Pengawasan itu perlu untuk memastikan pelaksanaan PPDB yang berprinsip objektif, transparan, dan akuntabel.
Menurut Ubaid, pembentukan forum bersama yang telah disinggung baik. Akan tetapi, ia menyayangkan pembentukannya yang tidak dilakukan dari jauh-jauh hari.
“Ini Langkah yang baik sebagai bagian dari upaya meningkatkan akses yang lebih berkeadilan bagi semua, dan mencegah supaya tidak terjadi kecurangan saat proses PPDB. Namun, JPPI menyayangkan dan mempertanyakan mengapa forum bersama ini baru muncul?” katanya.
Ubaid mengatakan pembentukan forum bersama seharusnya lebih awal. Supaya tidak hanya membicarakan hal-hal teknis, tetapi rencana-rencana strategis untuk meningkatkan proses dan sistem PPDB yang kini bermasalah.
“Mestinya forum ini dibentuk lebih awal, jauh hari sebelum PPDB dimulai, sehingga ada banyak hal yang bisa diperbincangkan. Jadi tidak hanya membincangkan soal teknis pengawasan, tapi hal-hal stratagis yang lebih berdampak pada mutu proses dan sistem yang berkeadilan,” sambungnya.
Ia juga mendapatkan kesan bahwa forum bersama yang dibuat Kemendikbudristek tidak partisipatif. Padahal, lembaga tersebut idealnya melibatkan semua pihak. Saat ini, forum tersebut hanya beranggotakan Kemendikbudristek, Kementerian Koordinator Pembangunan Manusia dan Kebudayaan (Kemenko PMK), Kementerian Dalam Negeri (Kemendagri), Komisi Pemberantasan Korupsi (KPK), Komisi Perlindungan Anak (KPAI), dan Ombudsman.
“Ini berarti Kemendikbudristek tidak menganggap penting dan memandang sebelah mata terhadap peran dan gerakan masyarakat sipil. Tanpa keterlibatan masyarakat sipil, maka ekosistem dan tata kelola pendidikan akan timpang dan tidak seimbang, bahkan memperlemah ruang partisipasi masyarakat yang hari ini kian terkikis,” lanjut Ubaid.
Kebijakan sarat masalah
JPPI menilai permasalahan yang terjadi dalam PPDB 2024 sama dengan tahun-tahun sebelumnya, sehingga tidak ada perubahan.

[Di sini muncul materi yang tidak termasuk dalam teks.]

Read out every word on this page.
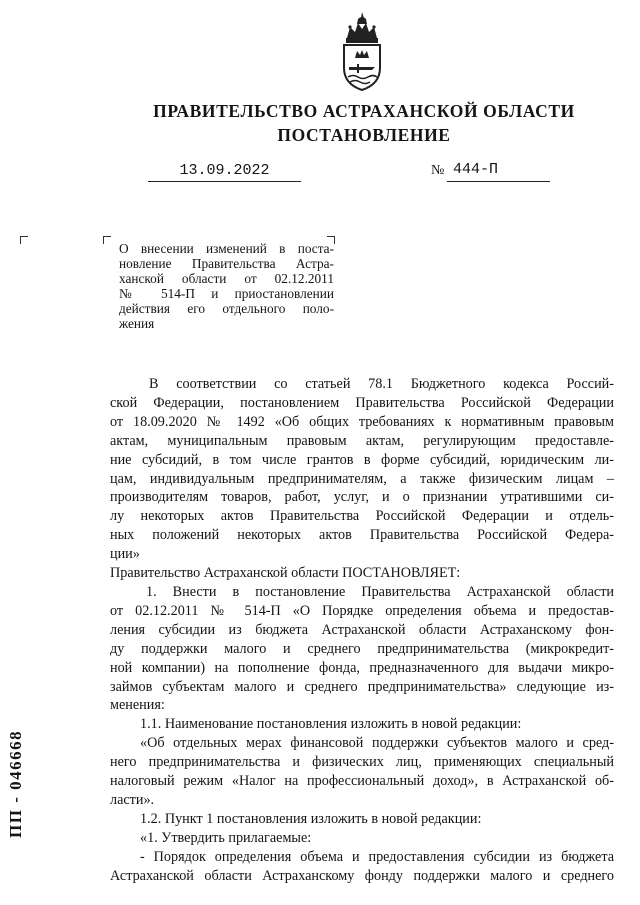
ПРАВИТЕЛЬСТВО АСТРАХАНСКОЙ ОБЛАСТИ
ПОСТАНОВЛЕНИЕ
13.09.2022	№ 444-П
О внесении изменений в поста-
новление Правительства Астра-
ханской области от 02.12.2011
№ 514-П и приостановлении
действия его отдельного поло-
жения
В соответствии со статьей 78.1 Бюджетного кодекса Россий-
ской Федерации, постановлением Правительства Российской Федерации
от 18.09.2020 № 1492 «Об общих требованиях к нормативным правовым
актам, муниципальным правовым актам, регулирующим предоставле-
ние субсидий, в том числе грантов в форме субсидий, юридическим ли-
цам, индивидуальным предпринимателям, а также физическим лицам –
производителям товаров, работ, услуг, и о признании утратившими си-
лу некоторых актов Правительства Российской Федерации и отдель-
ных положений некоторых актов Правительства Российской Федера-
ции»
Правительство Астраханской области ПОСТАНОВЛЯЕТ:
1. Внести в постановление Правительства Астраханской области
от 02.12.2011 № 514-П «О Порядке определения объема и предостав-
ления субсидии из бюджета Астраханской области Астраханскому фон-
ду поддержки малого и среднего предпринимательства (микрокредит-
ной компании) на пополнение фонда, предназначенного для выдачи микро-
займов субъектам малого и среднего предпринимательства» следующие из-
менения:
1.1. Наименование постановления изложить в новой редакции:
«Об отдельных мерах финансовой поддержки субъектов малого и сред-
него предпринимательства и физических лиц, применяющих специальный
налоговый режим «Налог на профессиональный доход», в Астраханской об-
ласти».
1.2. Пункт 1 постановления изложить в новой редакции:
«1. Утвердить прилагаемые:
- Порядок определения объема и предоставления субсидии из бюджета
Астраханской области Астраханскому фонду поддержки малого и среднего
ПП - 046668
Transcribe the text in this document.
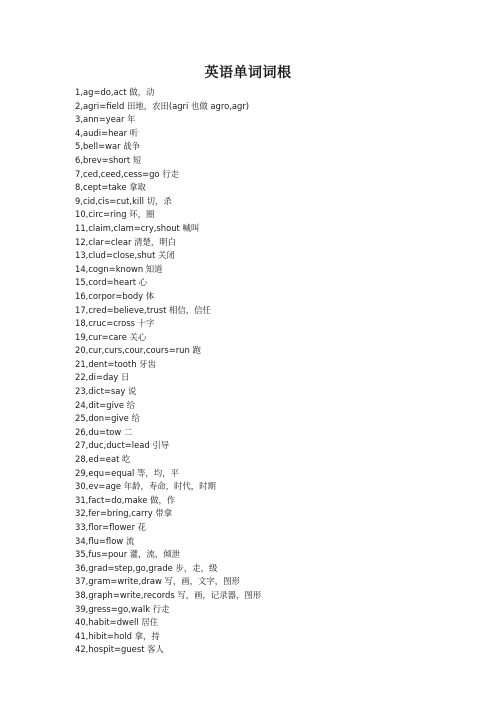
英语单词词根
1,ag=do,act 做，动
2,agri=field 田地，农田(agri 也做 agro,agr)
3,ann=year 年
4,audi=hear 听
5,bell=war 战争
6,brev=short 短
7,ced,ceed,cess=go 行走
8,cept=take 拿取
9,cid,cis=cut,kill 切，杀
10,circ=ring 环，圈
11,claim,clam=cry,shout 喊叫
12,clar=clear 清楚，明白
13,clud=close,shut 关闭
14,cogn=known 知道
15,cord=heart 心
16,corpor=body 体
17,cred=believe,trust 相信，信任
18,cruc=cross 十字
19,cur=care 关心
20,cur,curs,cour,cours=run 跑
21,dent=tooth 牙齿
22,di=day 日
23,dict=say 说
24,dit=give 给
25,don=give 给
26,du=tow 二
27,duc,duct=lead 引导
28,ed=eat 吃
29,equ=equal 等，均，平
30,ev=age 年龄，寿命，时代，时期
31,fact=do,make 做，作
32,fer=bring,carry 带拿
33,flor=flower 花
34,flu=flow 流
35,fus=pour 灌，流，倾泄
36,grad=step,go,grade 步，走，级
37,gram=write,draw 写，画，文字，图形
38,graph=write,records 写，画，记录器，图形
39,gress=go,walk 行走
40,habit=dwell 居住
41,hibit=hold 拿，持
42,hospit=guest 客人
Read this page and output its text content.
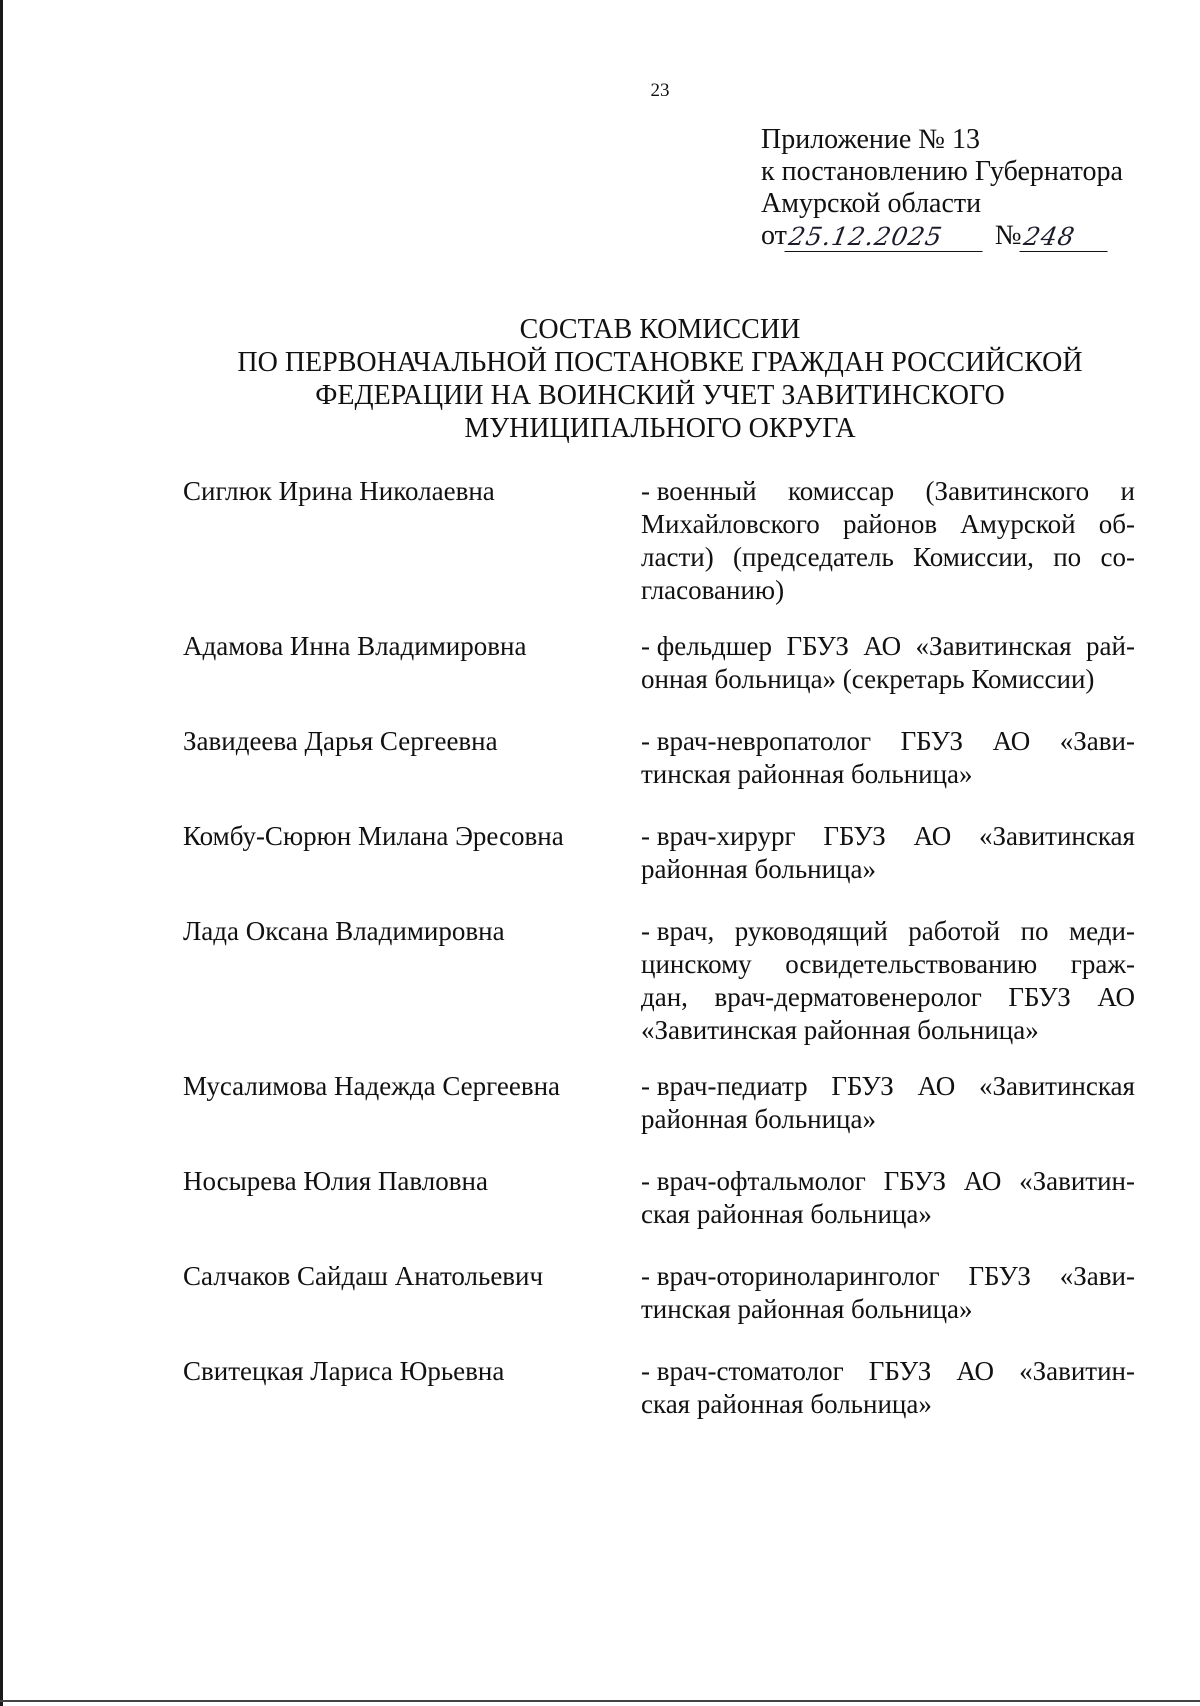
23
Приложение № 13
к постановлению Губернатора
Амурской области
от 25.12.2025	№ 248
СОСТАВ КОМИССИИ
ПО ПЕРВОНАЧАЛЬНОЙ ПОСТАНОВКЕ ГРАЖДАН РОССИЙСКОЙ
ФЕДЕРАЦИИ НА ВОИНСКИЙ УЧЕТ ЗАВИТИНСКОГО
МУНИЦИПАЛЬНОГО ОКРУГА
Сиглюк Ирина Николаевна	- военный комиссар (Завитинского и
Михайловского районов Амурской об-
ласти) (председатель Комиссии, по со-
гласованию)
Адамова Инна Владимировна	- фельдшер ГБУЗ АО «Завитинская рай-
онная больница» (секретарь Комиссии)
Завидеева Дарья Сергеевна	- врач-невропатолог ГБУЗ АО «Зави-
тинская районная больница»
Комбу-Сюрюн Милана Эресовна	- врач-хирург ГБУЗ АО «Завитинская
районная больница»
Лада Оксана Владимировна	- врач, руководящий работой по меди-
цинскому освидетельствованию граж-
дан, врач-дерматовенеролог ГБУЗ АО
«Завитинская районная больница»
Мусалимова Надежда Сергеевна	- врач-педиатр ГБУЗ АО «Завитинская
районная больница»
Носырева Юлия Павловна	- врач-офтальмолог ГБУЗ АО «Завитин-
ская районная больница»
Салчаков Сайдаш Анатольевич	- врач-оториноларинголог ГБУЗ «Зави-
тинская районная больница»
Свитецкая Лариса Юрьевна	- врач-стоматолог ГБУЗ АО «Завитин-
ская районная больница»
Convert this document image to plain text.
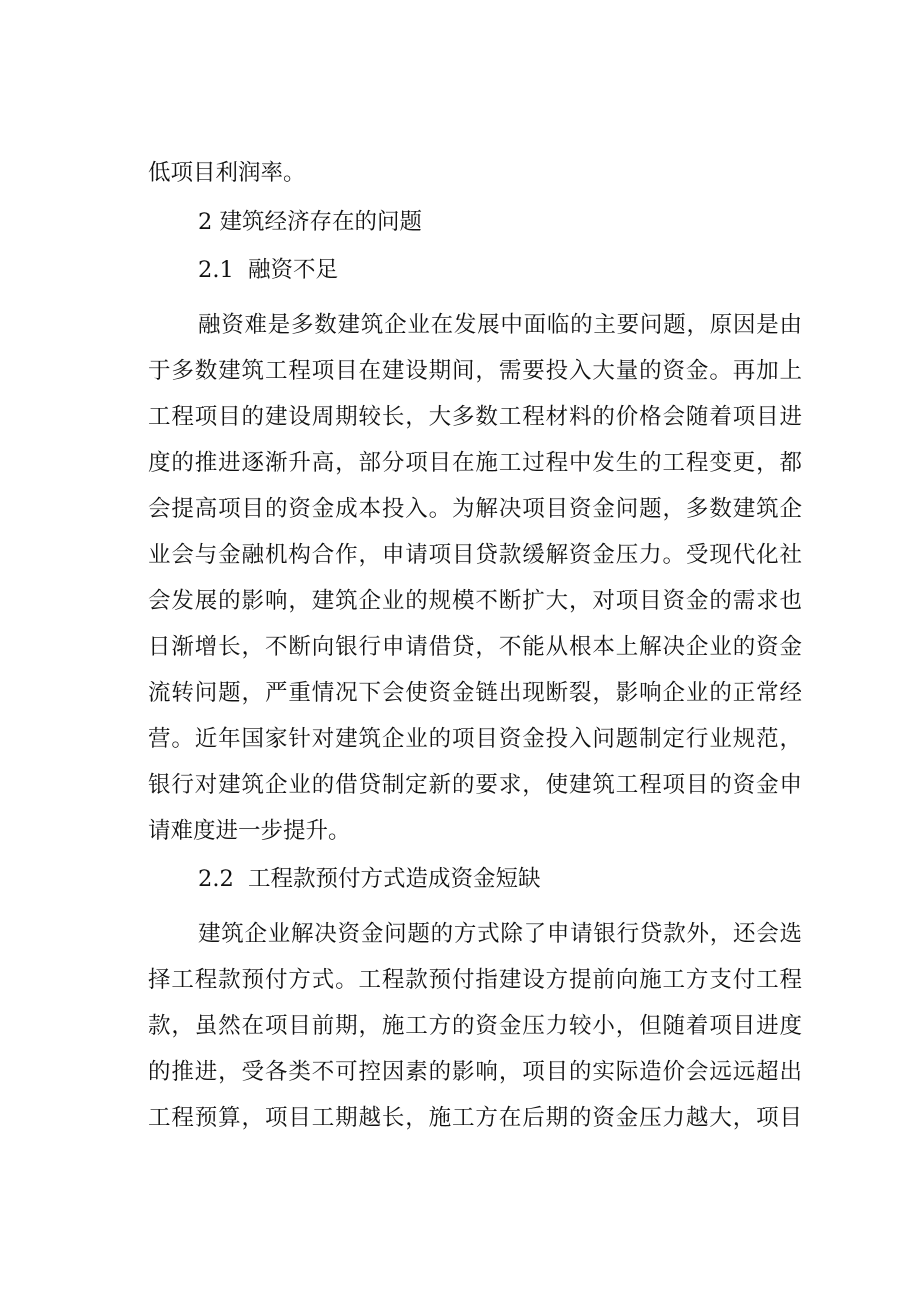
低项目利润率。
2 建筑经济存在的问题
2.1 融资不足
融资难是多数建筑企业在发展中面临的主要问题，原因是由
于多数建筑工程项目在建设期间，需要投入大量的资金。再加上
工程项目的建设周期较长，大多数工程材料的价格会随着项目进
度的推进逐渐升高，部分项目在施工过程中发生的工程变更，都
会提高项目的资金成本投入。为解决项目资金问题，多数建筑企
业会与金融机构合作，申请项目贷款缓解资金压力。受现代化社
会发展的影响，建筑企业的规模不断扩大，对项目资金的需求也
日渐增长，不断向银行申请借贷，不能从根本上解决企业的资金
流转问题，严重情况下会使资金链出现断裂，影响企业的正常经
营。近年国家针对建筑企业的项目资金投入问题制定行业规范，
银行对建筑企业的借贷制定新的要求，使建筑工程项目的资金申
请难度进一步提升。
2.2 工程款预付方式造成资金短缺
建筑企业解决资金问题的方式除了申请银行贷款外，还会选
择工程款预付方式。工程款预付指建设方提前向施工方支付工程
款，虽然在项目前期，施工方的资金压力较小，但随着项目进度
的推进，受各类不可控因素的影响，项目的实际造价会远远超出
工程预算，项目工期越长，施工方在后期的资金压力越大，项目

Per 20 Juni 2024, JPPI mendapatkan laporan pengaduan dan pemantauan sebanyak 162 kasus. Adapun laporan-laporannya menyangkut penipuan di jalur prestasi (42%), manipulasi Kartu Keluarga (KK) di jalur zonasi (21%), mutase (7%), ketidakpuasan orang tua di jalur afirmasi (11%), dan dugaan gratifikasi (19%).
Ubaid menyayangkan kejadian masalah yang berulang. Ia menilai forum bersama yang dibentuk lebih awal seharusnya bisa membahas masalah-masalah tersebut. sehingga, mereka bisa mengubah sistem dan menjadikannya lebih berkeadilan.
“Ini semua adalah kasus rutin dan tahunan terjadi. Tidak ada yang baru. Ya gitu-gitu saja tiap tahun. Maka, sayang seribu sayang, jika forum bersama yang digagas Kemendikbudristek ini hanya forum ke pengawasan. Mestinya juga mendiskusikan soal kemungkinan perubahan sistem PPDB yang lebih berkeadilan untuk semua. Ini penting karena masalah PPDB ini bukan soal teknis implementasi, tapi sistemnya yang masih belum berkeadilan,” katanya.
Ia menemukan jalur gelap via gratifikasi yang ditemukan di berbagai daerah bisa memasang tarif Rp 2 sampai dengan 25 juta kepada penggunanya.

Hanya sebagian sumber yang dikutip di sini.